Lis Moberly is the Creative Lead of 20th Century Games working with studios across the game industry on properties such as Alien, Predator, and the Simpsons, among others. Having worked in a variety of disciplines throughout her time in game development, her recent credits include Avowed, Hogwarts Legacy, Cursed to Golf, and We Went Back. Lis is a former university lecturer who continues to study critical issues facing game development such as feedback culture, game dev burnout, and institutional memory.
Retaining Institutional Knowledge in Games: Why It Matters and How to Use It
In every game studio that has clocked over ten years as a company, there are a few highly valuable developers who have been with the company many years across many projects. Whether they are high-level leadership or staff, these employees are often considered crucial for helping projects understand proprietary tools, a studio’s unique design philosophy, best practices, and trade secrets. More importantly, these long-time developers know the ins and outs of a studio’s spoken and unspoken history, culture, and foundation. In research, these developers hold what is called institutional knowledge.
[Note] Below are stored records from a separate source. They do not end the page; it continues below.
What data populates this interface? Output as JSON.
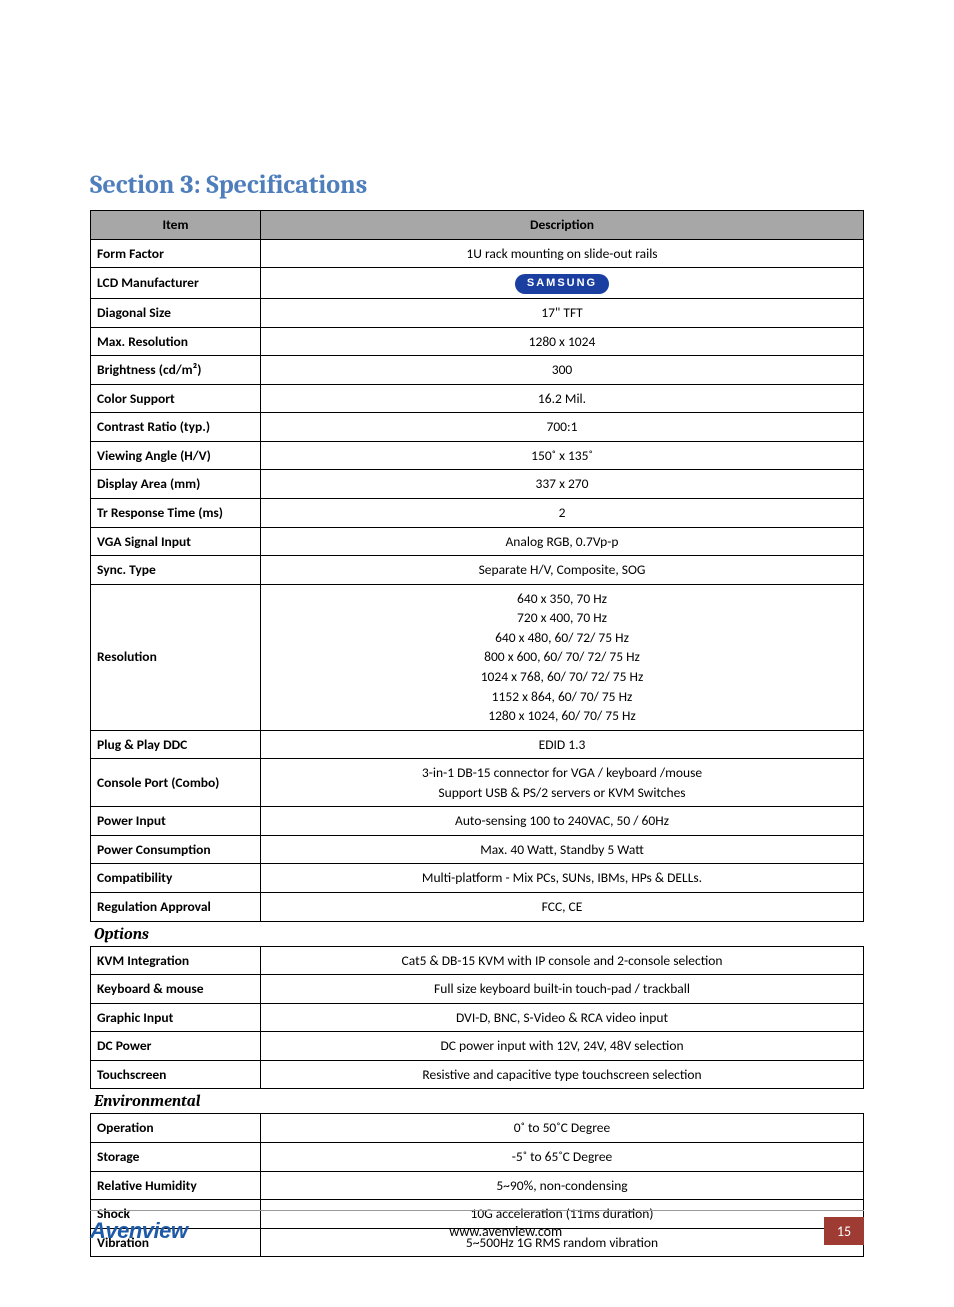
{
  "section_title": "Section 3: Specifications",
  "headers": {
    "item": "Item",
    "description": "Description"
  },
  "main_rows": [
    {
      "label": "Form Factor",
      "value": "1U rack mounting on slide-out rails"
    },
    {
      "label": "LCD Manufacturer",
      "value": "SAMSUNG",
      "is_logo": true
    },
    {
      "label": "Diagonal Size",
      "value": "17\" TFT"
    },
    {
      "label": "Max. Resolution",
      "value": "1280 x 1024"
    },
    {
      "label": "Brightness (cd/m²)",
      "value": "300"
    },
    {
      "label": "Color Support",
      "value": "16.2 Mil."
    },
    {
      "label": "Contrast Ratio (typ.)",
      "value": "700:1"
    },
    {
      "label": "Viewing Angle (H/V)",
      "value": "150˚ x 135˚"
    },
    {
      "label": "Display Area (mm)",
      "value": "337 x 270"
    },
    {
      "label": "Tr Response Time (ms)",
      "value": "2"
    },
    {
      "label": "VGA Signal Input",
      "value": "Analog RGB, 0.7Vp-p"
    },
    {
      "label": "Sync. Type",
      "value": "Separate H/V, Composite, SOG"
    },
    {
      "label": "Resolution",
      "lines": [
        "640 x 350, 70 Hz",
        "720 x 400, 70 Hz",
        "640 x 480, 60/ 72/ 75 Hz",
        "800 x 600, 60/ 70/ 72/ 75 Hz",
        "1024 x 768, 60/ 70/ 72/ 75 Hz",
        "1152 x 864, 60/ 70/ 75 Hz",
        "1280 x 1024, 60/ 70/ 75 Hz"
      ]
    },
    {
      "label": "Plug & Play DDC",
      "value": "EDID 1.3"
    },
    {
      "label": "Console Port (Combo)",
      "lines": [
        "3-in-1 DB-15 connector for VGA / keyboard /mouse",
        "Support USB & PS/2 servers or KVM Switches"
      ]
    },
    {
      "label": "Power Input",
      "value": "Auto-sensing 100 to 240VAC, 50 / 60Hz"
    },
    {
      "label": "Power Consumption",
      "value": "Max. 40 Watt, Standby 5 Watt"
    },
    {
      "label": "Compatibility",
      "value": "Multi-platform - Mix PCs, SUNs, IBMs, HPs & DELLs."
    },
    {
      "label": "Regulation Approval",
      "value": "FCC, CE"
    }
  ],
  "options_heading": "Options",
  "options_rows": [
    {
      "label": "KVM Integration",
      "value": "Cat5 & DB-15 KVM with IP console and 2-console selection"
    },
    {
      "label": "Keyboard & mouse",
      "value": "Full size keyboard built-in touch-pad / trackball"
    },
    {
      "label": "Graphic Input",
      "value": "DVI-D, BNC, S-Video & RCA video input"
    },
    {
      "label": "DC Power",
      "value": "DC power input with 12V, 24V, 48V selection"
    },
    {
      "label": "Touchscreen",
      "value": "Resistive and capacitive type touchscreen selection"
    }
  ],
  "env_heading": "Environmental",
  "env_rows": [
    {
      "label": "Operation",
      "value": "0˚ to 50˚C Degree"
    },
    {
      "label": "Storage",
      "value": "-5˚ to 65˚C Degree"
    },
    {
      "label": "Relative Humidity",
      "value": "5~90%, non-condensing"
    },
    {
      "label": "Shock",
      "value": "10G acceleration (11ms duration)"
    },
    {
      "label": "Vibration",
      "value": "5~500Hz 1G RMS random vibration"
    }
  ],
  "footer": {
    "brand": "Avenview",
    "url": "www.avenview.com",
    "page": "15"
  },
  "colors": {
    "title": "#4e7ebb",
    "header_bg": "#a7a7a7",
    "border": "#000000",
    "page_badge_bg": "#9e3b33",
    "brand": "#1e5aa8",
    "samsung_bg": "#1a3fa0"
  }
}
For game studio leaders, retaining institutional knowledge is one of the most critical components in ensuring their games, developers, and company succeeds.
Yet industry-wide institutional knowledge has become harder to retain as mass layoffs, organizational realignments, and developers switching studios mid-project has become more common.
This panel will be a discussion between three industry leaders at companies with long-standing histories who believe institutional knowledge is the secret to a studio’s long-term success. They will discuss how institutional knowledge has impacted their studios for the better and how leaders of studios can leverage it in a way to build healthier teams, save money, and create stronger games.